IN ”Judy Berlin,” debut director Eric Mendelsohn goes slouching toward Babylon, L.I. – and won’t diss suburbia. Call it un-”Happiness.” The Edie Falco-Madeline Kahn charmer earned the South Shore native Best Director honors at Sundance and a coveted opening-night slot at New Directors/New Films.
”It’s too easy to be sarcastic about suburbia. It lets a lot of people off the hook from self-examination,” Mendelsohn told The Post. The brown-eyed, stubble-chinned director resembles and talks like Jon Lovitz’s younger, better-educated brother.
”Somehow the idea is that you grow up in a little town, and then you move to do the real thing that you’re going to do when you grow up. But I don’t believe that. I love suburbia.”
The SUNY-Purchase grad entered the film biz as an assistant costume designer on Woody Allen’s ”Bullets Over Broadway,” among others.
While ”Berlin” is black-and-white and Jewish humor all over, that’s where similarities with Allen end. The story of one momentous day in Babylon – when hope is reborn for an ensemble of quirky characters – is embracing, not critical.
Mendelsohn knows that his bittersweet celebration of Long Island’s local heroes is unfashionable. Where are the guns, the incest and the rage? While youthful international filmmakers are stretching the boundaries of shock cinema in films like ”Happiness,” ”I Stand Alone,” and the New Directors buzz flick ”Sitcom,” Mendelsohn embraces his characters.

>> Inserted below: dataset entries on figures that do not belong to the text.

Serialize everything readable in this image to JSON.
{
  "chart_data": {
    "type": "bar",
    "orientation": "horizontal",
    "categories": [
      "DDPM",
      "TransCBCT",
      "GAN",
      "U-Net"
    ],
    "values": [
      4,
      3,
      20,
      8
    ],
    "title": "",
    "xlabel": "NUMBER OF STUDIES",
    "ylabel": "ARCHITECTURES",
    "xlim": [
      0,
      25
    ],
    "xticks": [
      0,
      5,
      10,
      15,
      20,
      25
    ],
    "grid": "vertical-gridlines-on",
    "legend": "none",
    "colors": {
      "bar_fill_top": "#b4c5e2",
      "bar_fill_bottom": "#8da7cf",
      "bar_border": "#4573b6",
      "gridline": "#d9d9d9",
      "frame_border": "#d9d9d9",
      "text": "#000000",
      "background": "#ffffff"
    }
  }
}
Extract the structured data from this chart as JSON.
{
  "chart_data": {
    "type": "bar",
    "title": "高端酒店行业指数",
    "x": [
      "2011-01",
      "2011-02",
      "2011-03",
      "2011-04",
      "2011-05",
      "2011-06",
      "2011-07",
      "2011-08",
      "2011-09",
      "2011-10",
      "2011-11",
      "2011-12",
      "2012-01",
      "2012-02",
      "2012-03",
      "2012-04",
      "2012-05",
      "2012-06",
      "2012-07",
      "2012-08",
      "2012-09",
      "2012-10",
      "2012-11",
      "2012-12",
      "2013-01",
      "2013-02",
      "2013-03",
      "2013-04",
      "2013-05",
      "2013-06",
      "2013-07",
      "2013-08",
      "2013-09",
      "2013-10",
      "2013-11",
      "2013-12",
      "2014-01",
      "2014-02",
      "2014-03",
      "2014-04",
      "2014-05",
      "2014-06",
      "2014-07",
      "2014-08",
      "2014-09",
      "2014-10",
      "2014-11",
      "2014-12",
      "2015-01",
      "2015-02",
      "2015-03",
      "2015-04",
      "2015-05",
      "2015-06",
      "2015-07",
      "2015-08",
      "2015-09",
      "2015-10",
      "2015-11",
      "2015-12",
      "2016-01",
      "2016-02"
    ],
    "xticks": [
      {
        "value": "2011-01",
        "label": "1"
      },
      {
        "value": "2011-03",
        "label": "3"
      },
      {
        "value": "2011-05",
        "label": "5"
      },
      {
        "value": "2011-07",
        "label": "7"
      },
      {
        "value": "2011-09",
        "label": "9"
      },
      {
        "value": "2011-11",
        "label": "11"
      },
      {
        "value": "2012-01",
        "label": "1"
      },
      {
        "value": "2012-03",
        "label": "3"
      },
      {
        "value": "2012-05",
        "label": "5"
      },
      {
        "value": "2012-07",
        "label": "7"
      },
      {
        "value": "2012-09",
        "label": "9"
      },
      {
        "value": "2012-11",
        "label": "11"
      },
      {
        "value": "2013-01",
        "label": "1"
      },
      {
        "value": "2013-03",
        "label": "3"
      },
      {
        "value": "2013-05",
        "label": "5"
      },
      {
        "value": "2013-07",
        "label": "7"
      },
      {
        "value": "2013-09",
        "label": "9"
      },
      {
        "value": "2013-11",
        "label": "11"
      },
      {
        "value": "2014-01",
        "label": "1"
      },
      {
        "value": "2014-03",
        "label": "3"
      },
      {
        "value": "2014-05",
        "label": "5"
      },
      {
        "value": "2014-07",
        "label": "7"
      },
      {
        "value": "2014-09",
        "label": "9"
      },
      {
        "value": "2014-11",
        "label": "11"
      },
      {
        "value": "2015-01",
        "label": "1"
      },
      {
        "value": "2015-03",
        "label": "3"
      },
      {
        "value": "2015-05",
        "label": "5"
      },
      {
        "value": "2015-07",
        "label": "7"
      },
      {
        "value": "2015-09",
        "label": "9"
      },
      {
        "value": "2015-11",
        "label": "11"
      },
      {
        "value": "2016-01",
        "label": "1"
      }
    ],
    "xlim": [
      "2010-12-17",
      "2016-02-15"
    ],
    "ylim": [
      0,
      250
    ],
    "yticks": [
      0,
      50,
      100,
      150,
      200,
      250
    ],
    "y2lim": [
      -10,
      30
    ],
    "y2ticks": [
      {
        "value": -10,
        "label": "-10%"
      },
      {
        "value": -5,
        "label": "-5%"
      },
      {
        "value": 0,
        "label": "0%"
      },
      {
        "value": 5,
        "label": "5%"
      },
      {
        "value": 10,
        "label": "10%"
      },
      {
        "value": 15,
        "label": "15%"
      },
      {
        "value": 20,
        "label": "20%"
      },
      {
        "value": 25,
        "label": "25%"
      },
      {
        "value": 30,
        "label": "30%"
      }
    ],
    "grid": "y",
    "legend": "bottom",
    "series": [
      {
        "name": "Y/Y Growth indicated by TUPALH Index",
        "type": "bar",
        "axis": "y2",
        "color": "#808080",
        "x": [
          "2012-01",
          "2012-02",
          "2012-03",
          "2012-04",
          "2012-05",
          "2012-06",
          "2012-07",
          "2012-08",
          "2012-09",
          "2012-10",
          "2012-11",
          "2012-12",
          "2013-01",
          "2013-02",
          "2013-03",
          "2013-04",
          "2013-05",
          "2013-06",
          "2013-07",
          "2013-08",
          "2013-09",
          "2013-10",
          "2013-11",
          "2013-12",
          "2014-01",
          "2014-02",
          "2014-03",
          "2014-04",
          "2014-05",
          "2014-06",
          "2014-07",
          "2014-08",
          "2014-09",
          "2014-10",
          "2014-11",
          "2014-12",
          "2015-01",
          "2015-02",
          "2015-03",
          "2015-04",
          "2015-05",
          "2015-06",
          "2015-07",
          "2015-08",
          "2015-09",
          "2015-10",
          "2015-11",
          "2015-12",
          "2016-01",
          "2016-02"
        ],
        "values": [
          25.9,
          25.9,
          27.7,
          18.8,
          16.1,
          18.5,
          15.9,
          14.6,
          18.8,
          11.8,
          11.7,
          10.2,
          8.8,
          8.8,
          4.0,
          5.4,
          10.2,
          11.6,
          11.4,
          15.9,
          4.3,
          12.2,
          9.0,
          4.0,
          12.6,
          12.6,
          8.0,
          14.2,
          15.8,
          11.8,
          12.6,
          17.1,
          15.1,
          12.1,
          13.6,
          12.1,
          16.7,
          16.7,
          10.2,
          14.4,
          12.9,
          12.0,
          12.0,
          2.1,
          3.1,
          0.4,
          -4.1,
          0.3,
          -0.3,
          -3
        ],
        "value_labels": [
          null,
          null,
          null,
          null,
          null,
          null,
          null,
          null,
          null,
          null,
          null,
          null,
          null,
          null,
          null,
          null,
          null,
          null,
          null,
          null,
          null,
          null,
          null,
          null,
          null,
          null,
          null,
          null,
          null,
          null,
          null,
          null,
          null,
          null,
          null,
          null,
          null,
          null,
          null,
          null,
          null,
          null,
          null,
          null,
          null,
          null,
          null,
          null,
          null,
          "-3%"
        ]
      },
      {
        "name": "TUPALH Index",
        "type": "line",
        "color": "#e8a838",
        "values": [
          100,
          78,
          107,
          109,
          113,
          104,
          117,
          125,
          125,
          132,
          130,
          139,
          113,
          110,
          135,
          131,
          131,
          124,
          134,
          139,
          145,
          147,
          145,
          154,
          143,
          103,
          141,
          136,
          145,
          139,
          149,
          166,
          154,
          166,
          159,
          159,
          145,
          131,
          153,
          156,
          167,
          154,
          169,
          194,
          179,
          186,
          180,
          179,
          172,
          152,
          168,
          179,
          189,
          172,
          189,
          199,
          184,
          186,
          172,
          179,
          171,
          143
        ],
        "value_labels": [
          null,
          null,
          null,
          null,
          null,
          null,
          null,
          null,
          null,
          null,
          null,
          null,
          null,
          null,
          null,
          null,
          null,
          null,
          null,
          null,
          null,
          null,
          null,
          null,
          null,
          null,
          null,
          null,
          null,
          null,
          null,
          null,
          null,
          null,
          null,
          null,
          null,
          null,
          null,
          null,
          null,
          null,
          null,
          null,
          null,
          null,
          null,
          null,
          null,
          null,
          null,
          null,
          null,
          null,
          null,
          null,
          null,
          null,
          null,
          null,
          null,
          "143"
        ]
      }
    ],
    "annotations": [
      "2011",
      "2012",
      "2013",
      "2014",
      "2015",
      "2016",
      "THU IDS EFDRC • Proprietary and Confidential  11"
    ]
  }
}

Preferring Jacques Demy over Quentin Tarantino, Mendelsohn acknowledges that, working in a whimsical, humanistic vein, ”you don’t grab the [audience] by the back of the head and throw them in a pool of their own blood and say … here’s what we’ve done. You don’t shock people.”
And shock sells. ”Berlin” still needs theatrical distribution. ”We knew we were taking a chance,” said the writer-director. Take a chance on a new director for New York’s ordinary heroes, the people Mendelsohn recognizes ”just for getting through every day, for getting on the A train, for dealing with the cable man.”